La tragedia si è consumata in pochi secondi. I killer hanno premuto il grilletto dei fucili calibro 12 caricati a pallettoni. Il magistrato, colpito alla testa e al torace, è morto sul colpo. La Bmw color blu notte, senza controllo, finisce fuori strada, in un vigneto, dopo aver sfondato un cancello. Tanto che, in un primo momento, si era pensato che fosse rimasto coinvolto in un incidente stradale. Era un omicidio.

I processi e una verità ancora da scrivere

Per la giustizia nessuno ha ucciso Antonino Scopelliti, nessuno ne ha ordinato la morte. Nessuno in quel torrido pomeriggio del 9 agosto ha premuto il grilletto del fucile a canne mozze che ha eliminato il magistrato.

Per la sua morte ci sono stati due processi – uno contro Salvatore Riina e sette boss di Cosa Nostra ( Bernardo Brusca, Pietro Aglieri, Giuseppe Calò, Antonino Geraci, Salvatore Buscemi, Salvatore Montalto, Giuseppe Lucchese) e un altro contro Bernardo Provenzano e sei boss ( Giuseppe e Filippo Graviano, Raffaele Ganci, Giuseppe Farinella, Antonino Giuffrè e Benedetto Santapaola) – ma entrambi si sono conclusi con un’assoluzione per gli imputati finiti alla sbarra.
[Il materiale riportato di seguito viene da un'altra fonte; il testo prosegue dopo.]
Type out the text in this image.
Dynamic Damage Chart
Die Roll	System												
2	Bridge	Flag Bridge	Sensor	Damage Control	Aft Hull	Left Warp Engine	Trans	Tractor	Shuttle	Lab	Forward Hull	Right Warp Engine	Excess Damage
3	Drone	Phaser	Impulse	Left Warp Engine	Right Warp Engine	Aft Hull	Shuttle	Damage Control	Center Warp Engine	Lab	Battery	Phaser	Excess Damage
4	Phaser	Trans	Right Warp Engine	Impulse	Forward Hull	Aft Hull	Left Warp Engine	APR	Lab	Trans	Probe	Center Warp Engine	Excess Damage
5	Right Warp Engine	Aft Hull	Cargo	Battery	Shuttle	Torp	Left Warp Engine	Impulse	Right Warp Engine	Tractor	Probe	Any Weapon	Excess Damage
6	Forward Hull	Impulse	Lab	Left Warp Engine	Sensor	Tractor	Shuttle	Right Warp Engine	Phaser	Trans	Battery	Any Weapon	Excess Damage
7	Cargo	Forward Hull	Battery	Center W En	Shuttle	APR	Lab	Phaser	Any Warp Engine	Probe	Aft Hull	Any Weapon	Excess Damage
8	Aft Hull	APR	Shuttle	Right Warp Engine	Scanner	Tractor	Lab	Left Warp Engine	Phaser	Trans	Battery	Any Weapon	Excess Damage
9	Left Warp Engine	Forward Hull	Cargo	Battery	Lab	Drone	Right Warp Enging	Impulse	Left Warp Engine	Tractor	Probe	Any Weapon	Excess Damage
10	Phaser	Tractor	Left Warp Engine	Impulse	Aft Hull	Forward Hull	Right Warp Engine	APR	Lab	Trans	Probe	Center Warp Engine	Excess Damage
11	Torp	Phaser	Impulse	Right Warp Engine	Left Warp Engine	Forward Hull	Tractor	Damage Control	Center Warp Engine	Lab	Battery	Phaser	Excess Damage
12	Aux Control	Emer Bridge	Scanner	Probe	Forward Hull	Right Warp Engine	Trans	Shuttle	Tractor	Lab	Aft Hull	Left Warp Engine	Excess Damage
Secondo i pentiti della ‘ndrangheta Giacomo Lauro e Filippo Barreca sarebbe stata la Cupola di Cosa Nostra a chiedere alla ‘ndrangheta di uccidere Scopelliti. In cambio del “favore” ricevuto, la mafia sarebbe intervenuta per fare cessare la “guerra” che si protraeva a Reggio Calabria da quando fu assassinato il boss Paolo De Stefano.

«Il giudice è quindi solo, solo con le menzogne cui ha creduto, le verità che gli sono sfuggite, solo con la fede cui si è spesso aggrappato come naufrago, solo con il pianto di un innocente e con la perfidia e la protervia dei malvagi. Ma il buon giudice, nella sua solitudine, deve essere libero, onesto e coraggioso.»